Muito mais importantes são: o amor divino que Jesus encarna, o despojamento de
Buda, a entrega absoluta do Mahatma Gandhi à causa da paz, a pureza de São
Francisco de Assis. Qual a relação que esses pontos altos da vida humana podem
ter com os equívocos das Cruzadas e os crimes da Inquisição? Você já notou que
tentar explicar a fé é como dissecar a beleza da mosca azul? Basta usar essa
incrível massa cinzenta com que Deus nos dotou, ou exercer uma vida de
compaixão, para saber que nada disso vale a pena.
Também não
vale a pena dar livre curso aos nossos ódios e rancores; a vida é muito breve
para gastarmos um segundo que seja com paixões que terminam também por nos destruir.
Quando
morreu o poeta Menotti dei Picchia, Millôr Fernandes escreveu uma bela e
inteligente crônica. Confessou que se afastara do poeta por divergências no
campo das ideias. Mas, com Menotti já morto, concluiu que esses rancores
políticos nunca levaram a nada.

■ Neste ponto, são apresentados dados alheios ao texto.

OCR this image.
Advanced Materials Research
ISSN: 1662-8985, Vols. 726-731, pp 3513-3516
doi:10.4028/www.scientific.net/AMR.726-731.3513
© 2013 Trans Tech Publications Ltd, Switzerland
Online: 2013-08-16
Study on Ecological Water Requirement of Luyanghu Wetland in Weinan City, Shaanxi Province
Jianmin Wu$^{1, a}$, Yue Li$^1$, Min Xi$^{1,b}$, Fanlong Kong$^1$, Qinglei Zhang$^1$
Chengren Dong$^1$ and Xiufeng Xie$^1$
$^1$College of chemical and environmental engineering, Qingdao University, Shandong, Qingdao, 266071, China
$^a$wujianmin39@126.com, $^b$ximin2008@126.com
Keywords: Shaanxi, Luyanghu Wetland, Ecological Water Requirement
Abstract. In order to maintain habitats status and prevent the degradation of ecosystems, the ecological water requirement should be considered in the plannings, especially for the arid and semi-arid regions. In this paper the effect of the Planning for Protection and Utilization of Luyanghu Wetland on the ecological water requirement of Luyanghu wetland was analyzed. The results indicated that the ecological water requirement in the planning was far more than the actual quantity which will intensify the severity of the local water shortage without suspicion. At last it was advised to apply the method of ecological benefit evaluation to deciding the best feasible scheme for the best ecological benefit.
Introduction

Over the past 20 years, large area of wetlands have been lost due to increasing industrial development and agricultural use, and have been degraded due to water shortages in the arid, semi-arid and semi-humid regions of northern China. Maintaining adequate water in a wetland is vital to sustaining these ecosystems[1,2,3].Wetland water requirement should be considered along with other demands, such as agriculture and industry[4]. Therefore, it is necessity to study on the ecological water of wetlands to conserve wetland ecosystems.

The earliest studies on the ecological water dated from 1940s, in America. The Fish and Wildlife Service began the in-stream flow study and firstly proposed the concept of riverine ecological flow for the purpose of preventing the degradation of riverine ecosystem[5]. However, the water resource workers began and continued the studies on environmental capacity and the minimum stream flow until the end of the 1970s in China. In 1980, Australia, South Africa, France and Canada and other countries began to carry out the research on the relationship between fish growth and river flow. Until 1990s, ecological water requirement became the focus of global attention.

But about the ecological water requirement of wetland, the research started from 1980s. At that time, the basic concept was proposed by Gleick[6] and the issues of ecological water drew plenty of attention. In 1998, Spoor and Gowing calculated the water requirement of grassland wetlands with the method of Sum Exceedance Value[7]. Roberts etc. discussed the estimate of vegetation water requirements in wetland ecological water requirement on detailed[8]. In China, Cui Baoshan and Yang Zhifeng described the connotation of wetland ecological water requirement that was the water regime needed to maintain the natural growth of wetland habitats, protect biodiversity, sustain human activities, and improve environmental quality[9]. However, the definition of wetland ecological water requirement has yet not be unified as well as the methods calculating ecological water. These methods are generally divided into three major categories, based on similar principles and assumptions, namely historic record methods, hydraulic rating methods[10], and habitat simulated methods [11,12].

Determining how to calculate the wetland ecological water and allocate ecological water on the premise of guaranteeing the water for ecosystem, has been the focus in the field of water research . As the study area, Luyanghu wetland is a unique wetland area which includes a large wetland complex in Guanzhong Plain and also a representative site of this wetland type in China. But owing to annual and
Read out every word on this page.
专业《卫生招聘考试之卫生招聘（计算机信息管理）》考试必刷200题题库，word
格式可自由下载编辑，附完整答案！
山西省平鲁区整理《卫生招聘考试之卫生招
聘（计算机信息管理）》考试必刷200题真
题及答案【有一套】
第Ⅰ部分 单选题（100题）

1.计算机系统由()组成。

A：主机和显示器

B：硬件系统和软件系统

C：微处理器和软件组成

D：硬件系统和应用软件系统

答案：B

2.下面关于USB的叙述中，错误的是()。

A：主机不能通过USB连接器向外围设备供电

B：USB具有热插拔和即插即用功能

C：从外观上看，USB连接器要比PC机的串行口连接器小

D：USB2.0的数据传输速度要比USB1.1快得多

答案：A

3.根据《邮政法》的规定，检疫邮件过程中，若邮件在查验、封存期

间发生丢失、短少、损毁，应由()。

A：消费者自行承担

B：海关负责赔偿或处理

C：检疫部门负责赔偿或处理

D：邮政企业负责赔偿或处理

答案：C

Teria sido bem mais inteligente apenas admirar
o seu trabalho poético, que tem coisas belas como estas:
Sonhar é tão doce sonhar; a vida
nesta terra
vale a pena, talvez, pelo sonho que
encerra...
É preciso
lapidar o diamante da nossa vida. Um dia, porém, concluímos o que, para os
santos é natural como a respiração. Plantar uma árvore é mais importante do que
rezas mecânicas. Um abraço de amor vale mais do que a seriedade dos credos que
não convencem. E melhor um banho de cachoeira do que os batismos de um
formalismo sufocante. Preferível o palavrão que alerta às declarações
hipócritas de um amor sem futuro.
Tiago,
escrevendo sobre a religião verdadeira, é muito prático. O que ele pensa
poderia ser assim resumido: viver em bondade ativa, em ternura. Quem aceita que
Deus é amor, como afirma a Bíblia, não pode sonegar bondade aos que o cercam,
na caminhada de cada dia. Viver dessa maneira vale a pena.
Como
compreendeu Fernando Pessoa:
Tudo vale a pena, se a
alma não é pequena.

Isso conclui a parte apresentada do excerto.